You are overjoyed when your child starts to pronounce their first words. Often, they begin doing this around age one, but their ability to speak develops gradually afterwards. By month 18, they learn to say 50 words. In their second year, they will know how to put 2 or 3 words together in one small sentence. You will take even more joy in the process after their third year, and when you celebrate their fifth birthday, you’ll be surprised by their new ability to tell stories…
From 3 to 4 Years Old
Your child is your hero. If they say a new word, you clap and tell everyone around you.
They can compose a sentence of at most 4 words and will tell you what happened to them during the day.
Talk to them constantly, choosing subjects they enjoy, like cartoon characters.

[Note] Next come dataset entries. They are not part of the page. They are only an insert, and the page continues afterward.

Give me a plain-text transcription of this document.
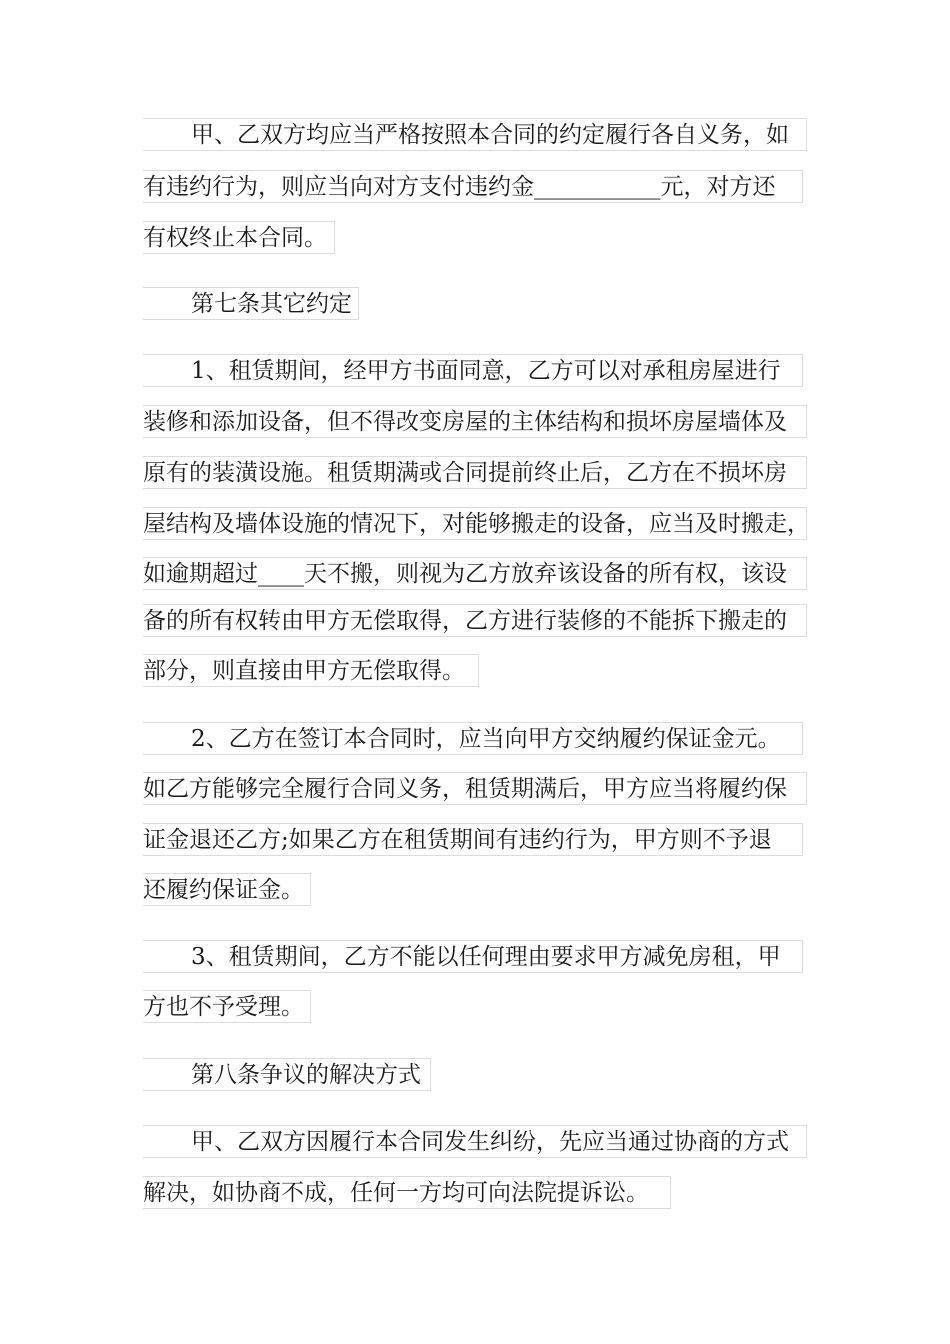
甲、乙双方均应当严格按照本合同的约定履行各自义务，如
有违约行为，则应当向对方支付违约金___________元，对方还
有权终止本合同。
第七条其它约定
1、租赁期间，经甲方书面同意，乙方可以对承租房屋进行
装修和添加设备，但不得改变房屋的主体结构和损坏房屋墙体及
原有的装潢设施。租赁期满或合同提前终止后，乙方在不损坏房
屋结构及墙体设施的情况下，对能够搬走的设备，应当及时搬走，
如逾期超过____天不搬，则视为乙方放弃该设备的所有权，该设
备的所有权转由甲方无偿取得，乙方进行装修的不能拆下搬走的
部分，则直接由甲方无偿取得。
2、乙方在签订本合同时，应当向甲方交纳履约保证金元。
如乙方能够完全履行合同义务，租赁期满后，甲方应当将履约保
证金退还乙方;如果乙方在租赁期间有违约行为，甲方则不予退
还履约保证金。
3、租赁期间，乙方不能以任何理由要求甲方减免房租，甲
方也不予受理。
第八条争议的解决方式
甲、乙双方因履行本合同发生纠纷，先应当通过协商的方式
解决，如协商不成，任何一方均可向法院提诉讼。
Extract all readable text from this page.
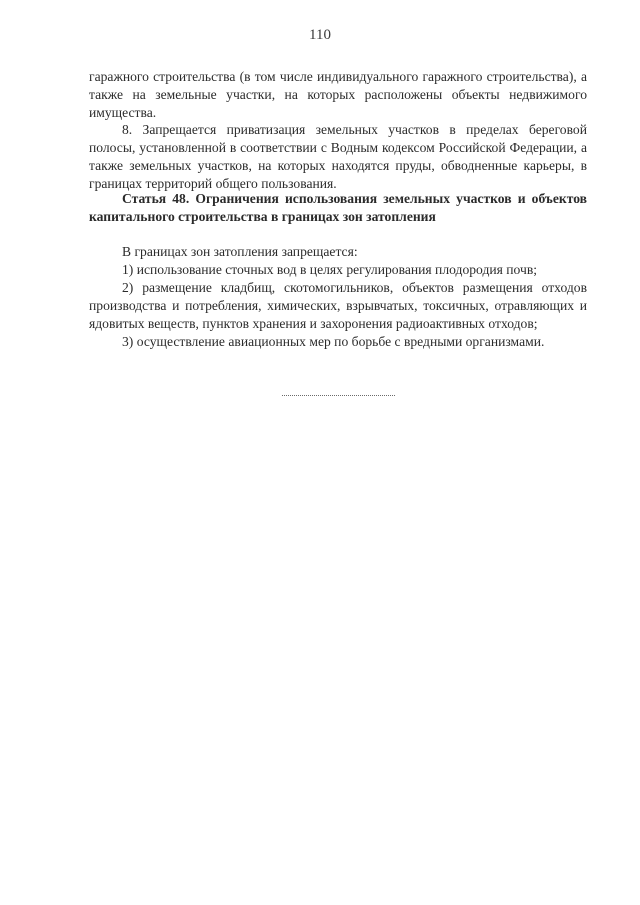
110

гаражного строительства (в том числе индивидуального гаражного строительства), а также на земельные участки, на которых расположены объекты недвижимого имущества.

8. Запрещается приватизация земельных участков в пределах береговой полосы, установленной в соответствии с Водным кодексом Российской Федерации, а также земельных участков, на которых находятся пруды, обводненные карьеры, в границах территорий общего пользования.

Статья 48. Ограничения использования земельных участков и объектов капитального строительства в границах зон затопления

В границах зон затопления запрещается:

1) использование сточных вод в целях регулирования плодородия почв;

2) размещение кладбищ, скотомогильников, объектов размещения отходов производства и потребления, химических, взрывчатых, токсичных, отравляющих и ядовитых веществ, пунктов хранения и захоронения радиоактивных отходов;

3) осуществление авиационных мер по борьбе с вредными организмами.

In your free time, read stories to them, and why not discuss the plot with them as well? For example, ask them to find a solution to the problem the main character is facing.
If they’re not able to express themselves clearly, help them by asking questions. Feeling that you care will push them to make the effort to communicate with you.
Playing with them is helpful, too; if you ask them to call drawings by their names, they will learn new words.
From 4 to 5 Years Old
When your child reaches their fourth year, they’ll start understanding what’s said to them.
This means they can communicate with both grown-ups and children.
They describe details; if they want to eat an apple, they say so: “Mama, I want a big red apple.”
They focus more on the plots of stories and ask questions.
Be patient in explaining the meanings of new words. For example, teach them to differentiate between the means of transportation: car, bus, plane, etc.
If you have things to do, involve them. For example, don’t refuse to let them help you prepare food; talk to them and name the ingredients.
Don’t stop reading stories to them, and ask them to imagine what will happen next.
Watch their favourite programs with them. Sit next to them and ask questions that start with “What?”, “Why?” and “Who?” That will be helpful in making them form sentences.
Play sound games with them by getting them to come up with words with similar sounds, like “box” and “fox”, “horn” and “corn”, etc.